M. Anctil venait tout juste de prendre sa retraite de cette firme. À Québec, l’opposition avait exprimé une vive préoccupation, en raison des liens entre M. Anctil et le PLQ, rapportait La Presse à l’époque.
«Quand on voit qu’on a consenti à donner un contrat de plus d’un milliard de dollars à un consortium qui n’a pas de compétition et que, dans ce consortium se trouve un bonze du Parti libéral depuis 20 ans, ça devient drôlement inquiétant pour tout le monde», avait affirmé le député péquiste Sylvain Simard.
Le premier ministre de l’époque, Jean Charest, avait répliqué que Pierre Anctil était «un homme intègre» et qu’il était «totalement à l’aise» avec le choix du consortium.
► FINANCEMENT DU RÉFÉRENDUM DE 1995
Le nom de Pierre Anctil apparaît dans le rapport d’enquête du Directeur général des élections du Québec sur les activités fédéralistes lors du référendum de 1995. Le document soutient que des «personnes en autorité» au Parti libéral du Québec (PLQ), dont Stéphane Bertrand (l’ex-chef de cabinet de Jean Charest), Pietro Perrino (ex-secrétaire général associé) et Pierre Anctil, ont «manqué de vigilance» par rapport aux activités d’Option Canada et du Conseil pour l’unité canadienne (CUC).
L’organisme Option Canada, financé par le CUC, a participé au financement du camp du Non, sans déclarer de nombreuses dépenses à l’agente officielle.

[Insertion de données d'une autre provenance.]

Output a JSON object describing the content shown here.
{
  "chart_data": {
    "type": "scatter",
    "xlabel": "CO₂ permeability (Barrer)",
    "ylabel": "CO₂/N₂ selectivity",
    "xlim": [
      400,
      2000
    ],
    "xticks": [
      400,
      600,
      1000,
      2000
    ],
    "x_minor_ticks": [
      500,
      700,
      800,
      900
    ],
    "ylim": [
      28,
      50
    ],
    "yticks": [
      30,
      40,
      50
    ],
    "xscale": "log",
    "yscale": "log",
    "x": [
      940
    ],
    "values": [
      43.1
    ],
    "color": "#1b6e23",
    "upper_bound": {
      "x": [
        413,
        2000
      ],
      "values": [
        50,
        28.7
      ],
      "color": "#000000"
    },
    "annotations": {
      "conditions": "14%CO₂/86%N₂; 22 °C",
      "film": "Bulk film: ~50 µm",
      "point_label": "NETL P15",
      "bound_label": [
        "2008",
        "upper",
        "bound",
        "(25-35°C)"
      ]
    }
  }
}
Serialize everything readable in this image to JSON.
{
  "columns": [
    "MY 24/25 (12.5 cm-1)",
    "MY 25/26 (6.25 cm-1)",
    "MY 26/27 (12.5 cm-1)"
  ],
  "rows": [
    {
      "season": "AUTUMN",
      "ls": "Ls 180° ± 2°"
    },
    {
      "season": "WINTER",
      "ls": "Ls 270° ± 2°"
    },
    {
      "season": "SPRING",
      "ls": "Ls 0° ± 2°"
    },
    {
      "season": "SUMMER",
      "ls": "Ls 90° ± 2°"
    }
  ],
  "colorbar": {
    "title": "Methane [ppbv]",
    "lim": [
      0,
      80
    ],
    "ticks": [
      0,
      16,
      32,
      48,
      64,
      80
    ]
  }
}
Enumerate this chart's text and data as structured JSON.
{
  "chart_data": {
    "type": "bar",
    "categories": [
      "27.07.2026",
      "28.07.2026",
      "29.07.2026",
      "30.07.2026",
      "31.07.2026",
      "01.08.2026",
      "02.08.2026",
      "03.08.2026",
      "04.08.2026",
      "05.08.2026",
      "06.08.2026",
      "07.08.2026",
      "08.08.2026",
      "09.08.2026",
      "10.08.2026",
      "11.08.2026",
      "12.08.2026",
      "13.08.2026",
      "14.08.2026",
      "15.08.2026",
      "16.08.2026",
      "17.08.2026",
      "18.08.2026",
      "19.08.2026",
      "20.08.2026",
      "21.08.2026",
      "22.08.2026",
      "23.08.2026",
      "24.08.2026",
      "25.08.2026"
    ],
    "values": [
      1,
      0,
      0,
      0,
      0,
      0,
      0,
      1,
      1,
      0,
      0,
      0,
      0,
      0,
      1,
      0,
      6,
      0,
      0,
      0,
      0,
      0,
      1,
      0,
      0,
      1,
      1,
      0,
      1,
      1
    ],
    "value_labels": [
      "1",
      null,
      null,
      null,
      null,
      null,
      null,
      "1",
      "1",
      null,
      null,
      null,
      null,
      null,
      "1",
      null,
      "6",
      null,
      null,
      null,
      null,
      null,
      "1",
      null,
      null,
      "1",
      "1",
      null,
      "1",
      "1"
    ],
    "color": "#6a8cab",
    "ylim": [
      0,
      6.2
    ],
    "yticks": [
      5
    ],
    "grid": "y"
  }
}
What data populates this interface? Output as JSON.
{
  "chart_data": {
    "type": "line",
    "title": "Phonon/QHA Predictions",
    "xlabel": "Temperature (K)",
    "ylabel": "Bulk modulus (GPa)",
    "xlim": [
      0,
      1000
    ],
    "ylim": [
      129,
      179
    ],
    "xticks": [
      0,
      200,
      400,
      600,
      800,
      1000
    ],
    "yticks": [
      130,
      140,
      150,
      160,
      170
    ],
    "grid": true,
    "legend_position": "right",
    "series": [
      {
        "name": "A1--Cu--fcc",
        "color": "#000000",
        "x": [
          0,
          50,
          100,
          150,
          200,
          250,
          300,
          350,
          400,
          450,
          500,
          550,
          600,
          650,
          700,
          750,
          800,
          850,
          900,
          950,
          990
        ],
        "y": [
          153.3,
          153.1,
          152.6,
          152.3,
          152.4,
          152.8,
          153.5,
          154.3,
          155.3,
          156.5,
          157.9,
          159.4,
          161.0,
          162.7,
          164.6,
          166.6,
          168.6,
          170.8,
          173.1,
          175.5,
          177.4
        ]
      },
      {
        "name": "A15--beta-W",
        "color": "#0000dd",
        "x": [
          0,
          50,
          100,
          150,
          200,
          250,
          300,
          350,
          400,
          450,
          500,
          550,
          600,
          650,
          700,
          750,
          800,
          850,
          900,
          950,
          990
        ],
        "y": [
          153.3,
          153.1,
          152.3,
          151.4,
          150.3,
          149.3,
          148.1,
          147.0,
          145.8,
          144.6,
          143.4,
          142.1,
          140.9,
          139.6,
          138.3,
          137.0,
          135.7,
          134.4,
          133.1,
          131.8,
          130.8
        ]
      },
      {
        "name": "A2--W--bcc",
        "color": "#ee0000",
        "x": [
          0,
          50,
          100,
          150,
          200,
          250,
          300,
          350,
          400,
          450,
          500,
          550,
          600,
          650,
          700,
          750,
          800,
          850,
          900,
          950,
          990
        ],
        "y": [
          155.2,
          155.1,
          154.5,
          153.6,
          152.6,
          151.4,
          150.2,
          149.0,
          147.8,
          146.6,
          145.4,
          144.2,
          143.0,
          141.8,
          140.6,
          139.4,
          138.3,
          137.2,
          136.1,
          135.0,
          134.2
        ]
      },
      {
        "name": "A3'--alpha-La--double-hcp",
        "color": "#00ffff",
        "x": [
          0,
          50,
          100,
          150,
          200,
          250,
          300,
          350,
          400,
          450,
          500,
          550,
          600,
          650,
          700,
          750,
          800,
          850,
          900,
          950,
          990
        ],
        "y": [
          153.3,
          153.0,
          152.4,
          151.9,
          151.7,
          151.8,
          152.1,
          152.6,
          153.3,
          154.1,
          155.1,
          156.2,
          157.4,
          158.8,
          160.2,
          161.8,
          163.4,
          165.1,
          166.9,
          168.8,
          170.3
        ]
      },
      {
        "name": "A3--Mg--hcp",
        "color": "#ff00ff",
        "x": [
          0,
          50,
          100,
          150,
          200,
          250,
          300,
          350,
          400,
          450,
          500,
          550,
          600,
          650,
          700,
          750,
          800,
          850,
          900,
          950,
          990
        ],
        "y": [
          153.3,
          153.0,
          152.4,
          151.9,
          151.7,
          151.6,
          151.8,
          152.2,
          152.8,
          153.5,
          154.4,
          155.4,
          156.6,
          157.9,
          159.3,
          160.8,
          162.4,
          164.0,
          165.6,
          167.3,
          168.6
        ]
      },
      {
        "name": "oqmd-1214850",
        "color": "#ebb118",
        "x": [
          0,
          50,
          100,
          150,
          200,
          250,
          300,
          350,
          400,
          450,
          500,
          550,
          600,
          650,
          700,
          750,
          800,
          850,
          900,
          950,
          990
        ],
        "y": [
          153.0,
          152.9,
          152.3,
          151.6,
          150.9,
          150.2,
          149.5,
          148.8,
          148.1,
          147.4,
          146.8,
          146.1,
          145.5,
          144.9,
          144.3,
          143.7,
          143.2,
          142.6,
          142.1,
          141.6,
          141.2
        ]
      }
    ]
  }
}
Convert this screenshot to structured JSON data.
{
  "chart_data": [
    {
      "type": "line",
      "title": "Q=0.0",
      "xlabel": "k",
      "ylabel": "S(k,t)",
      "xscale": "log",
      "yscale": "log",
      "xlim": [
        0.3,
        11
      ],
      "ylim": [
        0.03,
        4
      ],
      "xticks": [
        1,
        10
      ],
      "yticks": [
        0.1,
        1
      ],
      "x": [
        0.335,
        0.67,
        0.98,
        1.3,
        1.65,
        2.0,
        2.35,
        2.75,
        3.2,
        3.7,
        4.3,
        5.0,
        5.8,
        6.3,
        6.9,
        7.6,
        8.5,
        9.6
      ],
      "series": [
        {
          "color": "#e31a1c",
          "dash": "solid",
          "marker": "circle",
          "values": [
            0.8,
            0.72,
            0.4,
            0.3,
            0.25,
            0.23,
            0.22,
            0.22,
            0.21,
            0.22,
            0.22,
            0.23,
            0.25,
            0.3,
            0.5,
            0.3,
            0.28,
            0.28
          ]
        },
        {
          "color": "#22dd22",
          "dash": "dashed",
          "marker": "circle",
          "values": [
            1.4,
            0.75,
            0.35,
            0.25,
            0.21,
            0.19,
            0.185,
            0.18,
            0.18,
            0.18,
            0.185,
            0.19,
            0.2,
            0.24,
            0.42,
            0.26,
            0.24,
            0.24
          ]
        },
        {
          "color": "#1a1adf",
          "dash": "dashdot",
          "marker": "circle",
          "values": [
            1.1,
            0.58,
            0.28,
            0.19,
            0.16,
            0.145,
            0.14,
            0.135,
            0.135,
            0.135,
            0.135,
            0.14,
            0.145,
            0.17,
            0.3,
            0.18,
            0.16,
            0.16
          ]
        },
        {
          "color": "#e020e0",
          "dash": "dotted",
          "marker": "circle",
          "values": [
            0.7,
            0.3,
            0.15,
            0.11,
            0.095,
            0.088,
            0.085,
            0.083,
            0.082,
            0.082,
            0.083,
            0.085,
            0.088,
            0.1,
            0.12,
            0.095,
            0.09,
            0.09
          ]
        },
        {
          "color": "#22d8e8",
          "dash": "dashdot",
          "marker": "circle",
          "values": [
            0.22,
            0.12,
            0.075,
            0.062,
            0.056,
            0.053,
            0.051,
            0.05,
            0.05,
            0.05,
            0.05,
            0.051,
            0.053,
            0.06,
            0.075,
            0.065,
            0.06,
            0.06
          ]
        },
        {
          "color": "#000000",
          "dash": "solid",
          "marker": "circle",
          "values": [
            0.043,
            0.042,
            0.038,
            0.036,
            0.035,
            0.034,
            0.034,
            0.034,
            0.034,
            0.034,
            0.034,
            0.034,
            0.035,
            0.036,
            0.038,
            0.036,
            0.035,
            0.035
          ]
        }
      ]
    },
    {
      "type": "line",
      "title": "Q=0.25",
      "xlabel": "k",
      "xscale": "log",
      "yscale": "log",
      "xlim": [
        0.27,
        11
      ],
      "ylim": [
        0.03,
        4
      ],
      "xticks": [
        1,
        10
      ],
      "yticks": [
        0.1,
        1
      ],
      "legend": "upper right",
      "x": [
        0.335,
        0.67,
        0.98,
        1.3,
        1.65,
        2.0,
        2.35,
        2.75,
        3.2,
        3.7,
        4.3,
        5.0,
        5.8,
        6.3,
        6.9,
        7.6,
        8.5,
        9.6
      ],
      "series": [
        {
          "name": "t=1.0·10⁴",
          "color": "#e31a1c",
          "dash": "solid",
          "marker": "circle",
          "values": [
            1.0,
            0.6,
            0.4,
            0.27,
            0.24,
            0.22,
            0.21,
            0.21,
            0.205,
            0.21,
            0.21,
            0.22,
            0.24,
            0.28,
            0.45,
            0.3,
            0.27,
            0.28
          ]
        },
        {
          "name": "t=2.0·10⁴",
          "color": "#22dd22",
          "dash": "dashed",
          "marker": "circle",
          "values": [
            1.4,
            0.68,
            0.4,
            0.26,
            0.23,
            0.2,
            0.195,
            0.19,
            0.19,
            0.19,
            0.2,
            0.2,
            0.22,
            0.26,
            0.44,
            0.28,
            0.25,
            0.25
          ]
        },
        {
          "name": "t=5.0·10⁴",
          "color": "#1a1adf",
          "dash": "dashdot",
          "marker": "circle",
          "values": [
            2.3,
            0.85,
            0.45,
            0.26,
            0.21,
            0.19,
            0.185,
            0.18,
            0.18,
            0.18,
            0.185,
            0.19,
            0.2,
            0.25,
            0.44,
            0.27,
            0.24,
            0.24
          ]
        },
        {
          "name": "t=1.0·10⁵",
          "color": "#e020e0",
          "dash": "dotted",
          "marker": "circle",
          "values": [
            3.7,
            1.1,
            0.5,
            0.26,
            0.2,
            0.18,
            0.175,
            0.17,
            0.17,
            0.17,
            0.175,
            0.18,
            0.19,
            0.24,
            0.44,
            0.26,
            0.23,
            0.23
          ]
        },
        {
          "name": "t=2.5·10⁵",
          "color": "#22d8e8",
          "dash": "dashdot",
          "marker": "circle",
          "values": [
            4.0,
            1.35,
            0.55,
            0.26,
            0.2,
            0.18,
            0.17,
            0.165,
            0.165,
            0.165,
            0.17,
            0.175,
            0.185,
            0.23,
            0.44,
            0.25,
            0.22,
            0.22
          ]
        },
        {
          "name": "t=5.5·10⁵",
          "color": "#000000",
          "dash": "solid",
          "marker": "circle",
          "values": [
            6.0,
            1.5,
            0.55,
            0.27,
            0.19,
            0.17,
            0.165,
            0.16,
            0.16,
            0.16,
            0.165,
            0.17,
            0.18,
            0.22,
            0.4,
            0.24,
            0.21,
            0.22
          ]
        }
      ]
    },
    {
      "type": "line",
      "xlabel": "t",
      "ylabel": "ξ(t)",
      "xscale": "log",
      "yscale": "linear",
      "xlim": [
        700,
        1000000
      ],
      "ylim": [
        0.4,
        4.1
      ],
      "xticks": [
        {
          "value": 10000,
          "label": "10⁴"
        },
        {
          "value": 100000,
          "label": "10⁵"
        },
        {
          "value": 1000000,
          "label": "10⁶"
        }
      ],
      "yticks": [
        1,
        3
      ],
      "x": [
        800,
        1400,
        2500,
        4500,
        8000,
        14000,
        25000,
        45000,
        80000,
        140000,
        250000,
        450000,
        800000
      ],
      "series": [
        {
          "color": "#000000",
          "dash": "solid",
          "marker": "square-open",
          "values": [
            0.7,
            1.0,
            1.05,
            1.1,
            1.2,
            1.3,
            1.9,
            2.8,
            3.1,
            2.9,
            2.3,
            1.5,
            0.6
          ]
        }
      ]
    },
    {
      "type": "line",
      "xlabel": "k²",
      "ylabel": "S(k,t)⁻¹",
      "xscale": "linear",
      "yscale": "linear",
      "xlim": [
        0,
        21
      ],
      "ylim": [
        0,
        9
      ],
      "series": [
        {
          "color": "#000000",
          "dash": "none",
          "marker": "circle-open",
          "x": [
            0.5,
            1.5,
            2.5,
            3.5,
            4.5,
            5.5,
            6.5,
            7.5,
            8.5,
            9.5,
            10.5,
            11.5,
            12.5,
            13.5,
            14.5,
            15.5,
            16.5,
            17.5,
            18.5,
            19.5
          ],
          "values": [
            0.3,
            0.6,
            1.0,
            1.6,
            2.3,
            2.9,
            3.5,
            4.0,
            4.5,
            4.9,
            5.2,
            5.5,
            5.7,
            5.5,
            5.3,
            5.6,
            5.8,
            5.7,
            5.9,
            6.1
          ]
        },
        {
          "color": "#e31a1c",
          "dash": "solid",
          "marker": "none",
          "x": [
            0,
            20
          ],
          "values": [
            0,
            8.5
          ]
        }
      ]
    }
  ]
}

En 1995, M. Anctil était membre du Comité d’organisation référendaire.
Selon l’enquête, le camp du NON avait dépensé au total un demi-million de dollars de façon illégale par le truchement de ces deux organisations. Dans son témoignage, Grégoire Gollin, le propriétaire de l’entreprise Créatec+, «le sondeur» du PLQ depuis plusieurs années, a affirmé que Pierre Anctil l’avait invité à expédier une facture à Option Canada, bien que les services aient été rendus en période référendaire. M. Anctil avait soutenu ne pas avoir donné cette directive à M. Gollin.
Le rapport n’avait pas mis en doute «la bonne foi» de Pierre Anctil. Ce dernier n’a ainsi pas reçu de «conclusion défavorable».